Kentucky Hot Brown

Kentucky Hot Brown


It’s that time of the year! Instead of being one of the gazillion sites to post a whole turkey recipe, I’ve decided to post a creative something to do with those turkey leftovers. Forget about the typical, mundane turkey sandwiches this year and try this: Take the leftover turkey and place it on a piece of savory french toast; top it with a gruyere cheese sauce and tomato; broil it in the oven until it gets all nice and toasty; top it with two slices of bacon and fresh chives when it comes out.
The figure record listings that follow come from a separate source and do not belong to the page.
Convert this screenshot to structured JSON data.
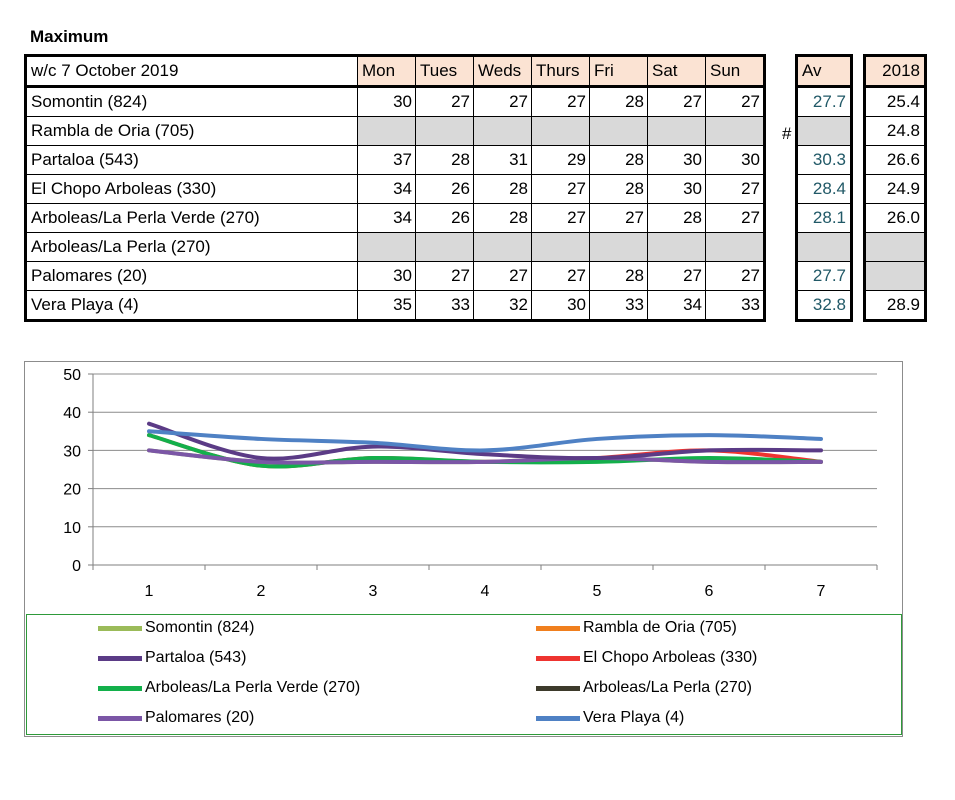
{
  "title": "Maximum",
  "table": {
    "week_label": "w/c 7 October 2019",
    "days": [
      "Mon",
      "Tues",
      "Weds",
      "Thurs",
      "Fri",
      "Sat",
      "Sun"
    ],
    "av_label": "Av",
    "year_label": "2018",
    "hash_mark": "#",
    "rows": [
      {
        "name": "Somontin (824)",
        "values": [
          "30",
          "27",
          "27",
          "27",
          "28",
          "27",
          "27"
        ],
        "av": "27.7",
        "prev": "25.4"
      },
      {
        "name": "Rambla de Oria (705)",
        "values": [
          null,
          null,
          null,
          null,
          null,
          null,
          null
        ],
        "av": null,
        "prev": "24.8"
      },
      {
        "name": "Partaloa (543)",
        "values": [
          "37",
          "28",
          "31",
          "29",
          "28",
          "30",
          "30"
        ],
        "av": "30.3",
        "prev": "26.6"
      },
      {
        "name": "El Chopo  Arboleas (330)",
        "values": [
          "34",
          "26",
          "28",
          "27",
          "28",
          "30",
          "27"
        ],
        "av": "28.4",
        "prev": "24.9"
      },
      {
        "name": "Arboleas/La Perla Verde (270)",
        "values": [
          "34",
          "26",
          "28",
          "27",
          "27",
          "28",
          "27"
        ],
        "av": "28.1",
        "prev": "26.0"
      },
      {
        "name": "Arboleas/La Perla (270)",
        "values": [
          null,
          null,
          null,
          null,
          null,
          null,
          null
        ],
        "av": null,
        "prev": null
      },
      {
        "name": "Palomares (20)",
        "values": [
          "30",
          "27",
          "27",
          "27",
          "28",
          "27",
          "27"
        ],
        "av": "27.7",
        "prev": null
      },
      {
        "name": "Vera Playa (4)",
        "values": [
          "35",
          "33",
          "32",
          "30",
          "33",
          "34",
          "33"
        ],
        "av": "32.8",
        "prev": "28.9"
      }
    ]
  },
  "chart_data": {
    "type": "line",
    "x": [
      1,
      2,
      3,
      4,
      5,
      6,
      7
    ],
    "ylim": [
      0,
      50
    ],
    "yticks": [
      0,
      10,
      20,
      30,
      40,
      50
    ],
    "grid": true,
    "legend": "bottom",
    "series": [
      {
        "name": "Somontin (824)",
        "color": "#9bbb59",
        "values": [
          30,
          27,
          27,
          27,
          28,
          27,
          27
        ]
      },
      {
        "name": "Rambla de Oria (705)",
        "color": "#f07f1e",
        "values": [
          null,
          null,
          null,
          null,
          null,
          null,
          null
        ]
      },
      {
        "name": "Partaloa (543)",
        "color": "#5b3b86",
        "values": [
          37,
          28,
          31,
          29,
          28,
          30,
          30
        ]
      },
      {
        "name": "El Chopo  Arboleas (330)",
        "color": "#ee3430",
        "values": [
          34,
          26,
          28,
          27,
          28,
          30,
          27
        ]
      },
      {
        "name": "Arboleas/La Perla Verde (270)",
        "color": "#13b04b",
        "values": [
          34,
          26,
          28,
          27,
          27,
          28,
          27
        ]
      },
      {
        "name": "Arboleas/La Perla (270)",
        "color": "#3d3a2b",
        "values": [
          null,
          null,
          null,
          null,
          null,
          null,
          null
        ]
      },
      {
        "name": "Palomares (20)",
        "color": "#7b56a6",
        "values": [
          30,
          27,
          27,
          27,
          28,
          27,
          27
        ]
      },
      {
        "name": "Vera Playa (4)",
        "color": "#4f81c4",
        "values": [
          35,
          33,
          32,
          30,
          33,
          34,
          33
        ]
      }
    ]
  }
}
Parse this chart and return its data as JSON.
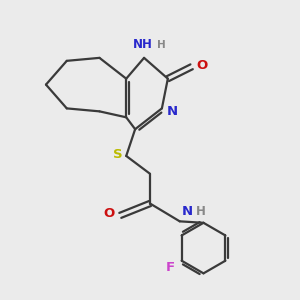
{
  "bg_color": "#ebebeb",
  "bond_color": "#3a3a3a",
  "N_color": "#2828cc",
  "O_color": "#cc1010",
  "S_color": "#bbbb00",
  "F_color": "#cc44cc",
  "H_color": "#888888",
  "line_width": 1.6,
  "font_size": 8.5,
  "xlim": [
    0,
    10
  ],
  "ylim": [
    0,
    10
  ]
}
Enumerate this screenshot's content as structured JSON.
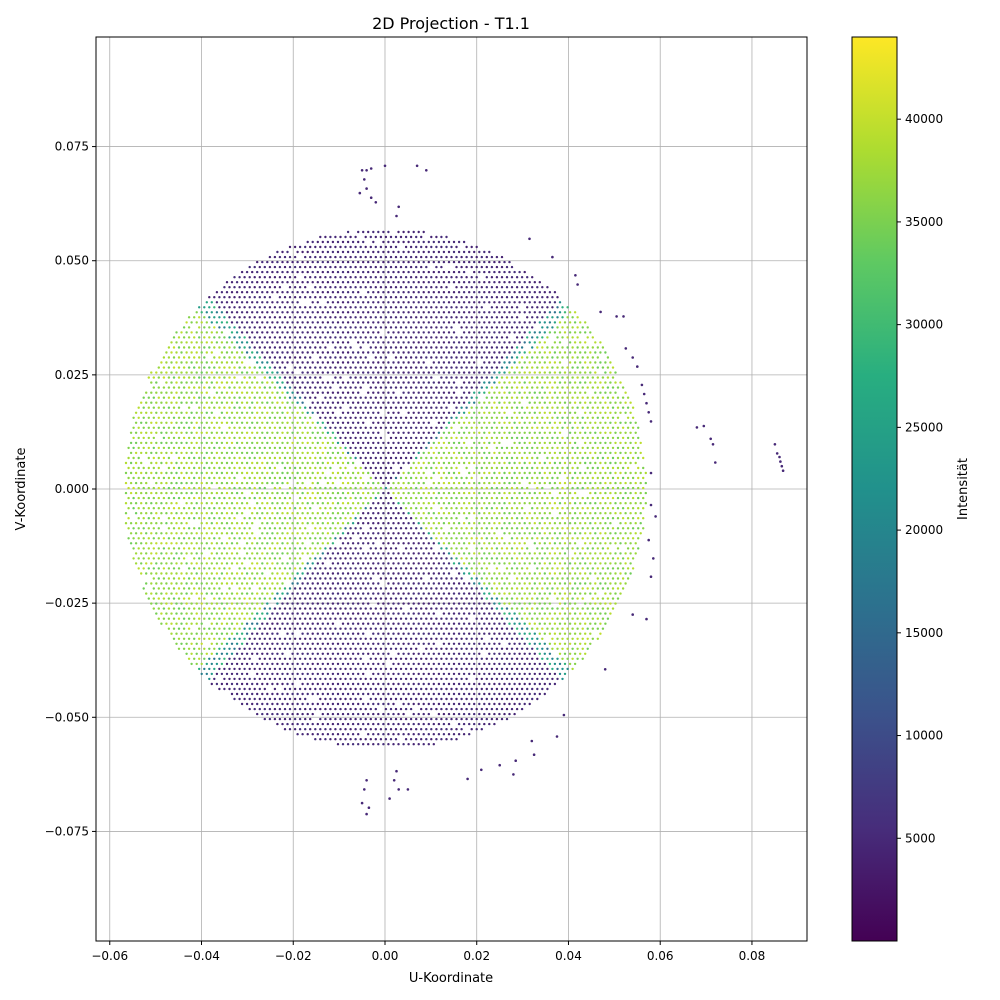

Hot Browns have become a tradition with leftover turkey in my house dating back one whole year. In my opinion, not only one of the best open faced sandwiches of all time, but one of the best sandwiches. For you history nerds, the famous Hot Brown was first created by Chef Fred Schmidt in 1929 at the Brown Hotel in Louisville, Kentucky. The sandwich was designed to satisfy the late night partying crowds at the hotel. The sandwich has since become one of the most beloved regional American sandwiches, alongside the likes of the Poboy, Philly Cheesesteak, and Lobster Roll.


We’re going to create a savory french toast for the base of the Hot Brown. Typically, this is done with plain toast, but we’re not going for “typical” here. I like to go the extra mile and make the french toast, for the following reasons: 1.) The bread will have better flavor 2.) The french toast will contribute to the desired “richness” of the dish 3.) The softness of the bread will make the texture of the dish more appealing. In a bowl, whisk together 2 eggs, 1 cup of whole milk, 2 pinches of kosher salt, and 1 pinch of ground nutmeg. We will need two thick slices of bread. In this example I am using the Italian Pane Bello, but Pullman works just fine. Heat a tablespoon of butter in a skillet. Dredge each slice of bread into the custard, then lightly toast on each side until nice and brown. Set aside.


Time to create the Mornay sauce. A Mornay is a classic cheese sauce made from the mother sauce “Bechamel”(milk thickened with a roux). A roux is equal parts fat and flour. For the roux in the this recipe, I’m using 2 tbsp of butter and 2 tbsp of all purpose flour. Start off by melting the butter in a sauce pot, then add the flour, and cook for just a minute or 2 to cook out the raw flour flavor. Then add 2 cups of whole milk to the roux, and slowly bring to a boil. The sauce will not reach it’s full thickening power until it’s brought to a boil. Once brought to a boil, reduce to a simmer, add 1/2 teaspoon of ground cayenne pepper, and let cook for about 5 minutes. Remove from heat and add 2 cups of shredded gruyere cheese. You never want to cook cheese for too long, or it could lead to stringiness and fat separation, which is why I add the cheese at the very end. This dish typically uses cheddar or parmesan, but I opted for gruyere for it’s it’s more complex, assertive flavors and aromas.


Preheat the broiler to 550 degrees fahrenheit. In an oven safe dish, add the bread, top with that leftover Thanksgiving turkey, pour the Mornay sauce very liberally over the whole dish, top with 2 slices of beefsteak tomatoes, and broil for about 4 minutes, or until toasty and brown. Top each sandwich with 2 cooked pieces of bacon and fresh chives. Serve!

Kentucky Hot Brown

2 thick slices of Pane Bello or Pullman bead
3 tbsp of butter
2 eggs
3 cups of whole milk
kosher salt, to taste
1 pinch of nutmeg
2 tbsp of all purpose flour
1/2 tsp ground cayenne pepper
2 cups of grated gruyere cheese
1/2 lb of leftover Thanksgiving turkey
2 slices of beefsteak tomato
4 slices of cooked bacon
fresh chopped chives, for garnish

In a bowl, whisk together the eggs, 1 cup of milk, the nutmeg and 2 pinches of salt. Heat 1 tbsp of butter in a skillet. Dredge each piece of bread in the egg mixture, and then toast in the skillet until nice and brown on each side. Set aside. Melt 2 tbsp of butter in the bottom of a sauce pot, then add the flour, stirring and cooking for a minute. Add 2 cups of whole milk, bring to a boil, then reduce to a simmer and let cook for about 5 minutes. Add the cayenne pepper, remove from the heat and gradually whisk in the cheese until melted. In an oven proof dish, add the bread, top with the turkey, generously pour the cheese sauce all over, top with the tomato slices and broil at about 550 degrees fahrenheit until toasty and brown all over. Remove from oven and top each sandwich with 2 slices of cooked bacon and fresh chives. Serve!